Los registros nacionales de información cultural, como los que mantiene el Ministerio de Cultura y Patrimonio, aún no presentan datos desagregados por cantón. Por los objetivos de cada institución, tampoco se han especializado en detallar otra información, como la relativa a los espacios en los que se  producen los denominados bienes y servicios culturales. 

Sin embargo, los mismos artistas y otros actores culturales han desarrollado varias iniciativas para contar con registros y mapas sobre su actividad. En 2015, por ejemplo, la Red de Espacios Escénicos Independientes registró y mapeó a los más de 50 miembros que en esa fecha tuvo esta organización, recogiendo no solo su ubicación geográfica en Quito, sino también el tipo de actividades que estos espacios acogen. En casi todos los casos, excede a la práctica artística: son lugares con una estrecha relación con el barrio y también con otros colectivos y organizaciones sociales. 

Ese trabajo permitió también conocer en qué condiciones se produce el arte escénico en la ciudad. No se hace siempre en salas con todo el equipamiento, sino en una serie de espacios adaptados, más pequeños que aquellos identificados por las clasificaciones internacionales, como las que constan en los sistemas de salas de ciudades como Bogotá o Buenos Aires, pero con una intensidad de uso mayor a la que se podría pensar. 

A lo largo de Quito existen también editoriales y librerías independientes. Algunas de ellas operando en espacios anexos a centros culturales más amplios, en los que la actividad nunca ha parado —ni siquiera durante la época más dura de la cuarentena por la pandemia del covid-19, porque su quehacer no está ligado a la generación de ganancias económicas, sino a la necesidad de continuar con procesos creativos, de práctica e investigación que no pueden detenerse.
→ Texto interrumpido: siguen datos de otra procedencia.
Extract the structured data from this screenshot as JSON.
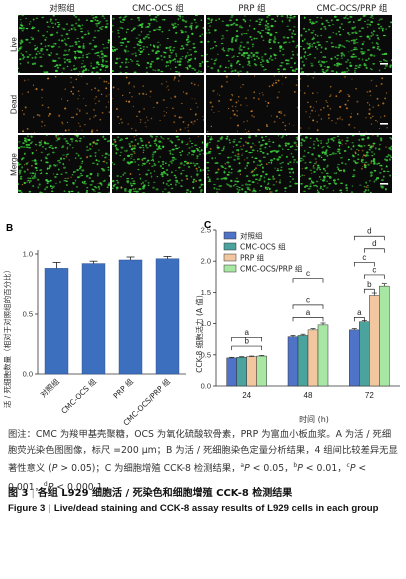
{
  "panel_a": {
    "letter": "",
    "columns": [
      "对照组",
      "CMC-OCS 组",
      "PRP 组",
      "CMC-OCS/PRP 组"
    ],
    "rows": [
      "Live",
      "Dead",
      "Merge"
    ]
  },
  "panel_b": {
    "letter": "B",
    "ylabel": "活 / 死细胞数量（相对于对照组的百分比）"
  },
  "panel_c": {
    "letter": "C",
    "ylabel": "CCK-8 细胞活力 (A 值)",
    "xlabel": "时间 (h)"
  },
  "chart_data": [
    {
      "type": "bar",
      "panel": "B",
      "categories": [
        "对照组",
        "CMC-OCS 组",
        "PRP 组",
        "CMC-OCS/PRP 组"
      ],
      "values": [
        0.88,
        0.92,
        0.95,
        0.96
      ],
      "errors": [
        0.05,
        0.02,
        0.025,
        0.02
      ],
      "ylim": [
        0,
        1.0
      ],
      "yticks": [
        0,
        0.5,
        1.0
      ],
      "color": "#3d6fbf"
    },
    {
      "type": "bar",
      "panel": "C",
      "categories": [
        "24",
        "48",
        "72"
      ],
      "series": [
        {
          "name": "对照组",
          "color": "#4f73c6",
          "values": [
            0.45,
            0.79,
            0.9
          ],
          "errors": [
            0.01,
            0.02,
            0.02
          ]
        },
        {
          "name": "CMC-OCS 组",
          "color": "#4aa39c",
          "values": [
            0.46,
            0.81,
            1.03
          ],
          "errors": [
            0.01,
            0.02,
            0.02
          ]
        },
        {
          "name": "PRP 组",
          "color": "#f2c7a0",
          "values": [
            0.47,
            0.9,
            1.45
          ],
          "errors": [
            0.01,
            0.02,
            0.04
          ]
        },
        {
          "name": "CMC-OCS/PRP 组",
          "color": "#a8e6a3",
          "values": [
            0.48,
            0.98,
            1.6
          ],
          "errors": [
            0.01,
            0.03,
            0.04
          ]
        }
      ],
      "ylim": [
        0,
        2.5
      ],
      "yticks": [
        0,
        0.5,
        1.0,
        1.5,
        2.0,
        2.5
      ],
      "legend": "top-left",
      "annotations": [
        {
          "group": 0,
          "from": 0,
          "to": 3,
          "label": "b",
          "level": 0.64
        },
        {
          "group": 0,
          "from": 0,
          "to": 3,
          "label": "a",
          "level": 0.78
        },
        {
          "group": 1,
          "from": 0,
          "to": 3,
          "label": "a",
          "level": 1.1
        },
        {
          "group": 1,
          "from": 0,
          "to": 3,
          "label": "c",
          "level": 1.3
        },
        {
          "group": 1,
          "from": 0,
          "to": 3,
          "label": "c",
          "level": 1.72
        },
        {
          "group": 2,
          "from": 0,
          "to": 1,
          "label": "a",
          "level": 1.1
        },
        {
          "group": 2,
          "from": 1,
          "to": 2,
          "label": "b",
          "level": 1.55
        },
        {
          "group": 2,
          "from": 1,
          "to": 3,
          "label": "c",
          "level": 1.78
        },
        {
          "group": 2,
          "from": 0,
          "to": 2,
          "label": "c",
          "level": 1.98
        },
        {
          "group": 2,
          "from": 1,
          "to": 3,
          "label": "d",
          "level": 2.2
        },
        {
          "group": 2,
          "from": 0,
          "to": 3,
          "label": "d",
          "level": 2.4
        }
      ]
    }
  ],
  "caption": {
    "line1": "图注：CMC 为羧甲基壳聚糖，OCS 为氧化硫酸软骨素，PRP 为富血小板血浆。A 为活 / 死细胞荧光染色图图像，标尺 =200 μm；B 为活 / 死细胞染色定量分析结果，4 组间比较差异无显著性意义 (",
    "p_b": "P",
    "line1_end": " > 0.05)；C 为细胞增殖 CCK-8 检测结果，",
    "sig_a": "a",
    "sig_a_text": " < 0.05，",
    "sig_b": "b",
    "sig_b_text": " < 0.01，",
    "sig_c": "c",
    "sig_c_text": " < 0.001，",
    "sig_d": "d",
    "sig_d_text": " < 0.000 1。"
  },
  "figure_title": {
    "cn_number": "图 3",
    "cn_text": "各组 L929 细胞活 / 死染色和细胞增殖 CCK-8 检测结果",
    "en_number": "Figure 3",
    "en_text": "Live/dead staining and CCK-8 assay results of L929 cells in each group"
  },
  "colors": {
    "live": "#3cd43c",
    "dead": "#e08a2a",
    "background": "#0a0a0a"
  }
}
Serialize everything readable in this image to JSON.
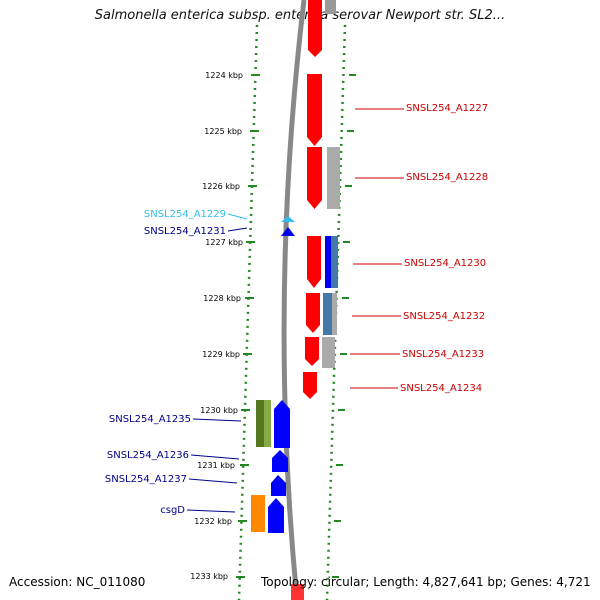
{
  "title": "Salmonella enterica subsp. enterica serovar Newport str. SL2...",
  "accession": "Accession: NC_011080",
  "stats": "Topology: circular; Length: 4,827,641 bp; Genes: 4,721",
  "ticks": [
    "1224 kbp",
    "1225 kbp",
    "1226 kbp",
    "1227 kbp",
    "1228 kbp",
    "1229 kbp",
    "1230 kbp",
    "1231 kbp",
    "1232 kbp",
    "1233 kbp"
  ],
  "colors": {
    "forward_gene": "#ff0000",
    "reverse_gene": "#0000ff",
    "forward_label": "#cc0000",
    "reverse_label": "#00008b",
    "highlight_label": "#33bbee",
    "gray_feature": "#aaaaaa",
    "blue_feature": "#4477aa",
    "green_feature": "#557722",
    "orange_feature": "#ff8800",
    "tick_green": "#228822",
    "backbone": "#888888"
  },
  "genes": [
    {
      "label": "SNSL254_A1227",
      "strand": "forward"
    },
    {
      "label": "SNSL254_A1228",
      "strand": "forward"
    },
    {
      "label": "SNSL254_A1229",
      "strand": "reverse",
      "highlight": true
    },
    {
      "label": "SNSL254_A1231",
      "strand": "reverse"
    },
    {
      "label": "SNSL254_A1230",
      "strand": "forward"
    },
    {
      "label": "SNSL254_A1232",
      "strand": "forward"
    },
    {
      "label": "SNSL254_A1233",
      "strand": "forward"
    },
    {
      "label": "SNSL254_A1234",
      "strand": "forward"
    },
    {
      "label": "SNSL254_A1235",
      "strand": "reverse"
    },
    {
      "label": "SNSL254_A1236",
      "strand": "reverse"
    },
    {
      "label": "SNSL254_A1237",
      "strand": "reverse"
    },
    {
      "label": "csgD",
      "strand": "reverse"
    }
  ]
}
Son estos pequeños pero potentes espacios artísticos y culturales los que no solo no están considerados,  sino que en algunos casos han sido maltratados por instituciones estatales y también por gobiernos locales.  Si tan solo pudiera comprenderse el vínculo entre la creación y producción que sucede en ellos y en otros circuitos de circulación, entre los que están el oficial y el comercial, las políticas públicas se orientarían a su efectiva protección y fomento.

Al igual que en el deporte de élite, en el campo artístico y creativo parar implica no solamente perder ingresos, sino retroceder en las capacidades y habilidades que solo la práctica constante hace posible. Por eso es importante comprender que, para este campo, lo que se vio interrumpido por la pandemia del covid-19 fue su posibilidad de generar ingresos, pero no su trabajo ni su dedicación.Si en el país y, aunque menos, pero también en Quito, se ha empezado (un poco tarde) a hablar con fuerza de las industrias culturales y su enorme capacidad de generación de valor agregado y empleo, lo menos que se podría esperar es que se cuide y se proteja la fuente de esta riqueza. Mucho más si, más allá de esa visión productivista, lográramos comprender la potencia de la cultura como agente transformador y reconociéramos, por fin, que constituye una necesidad, y un derecho “tan importante como comer”.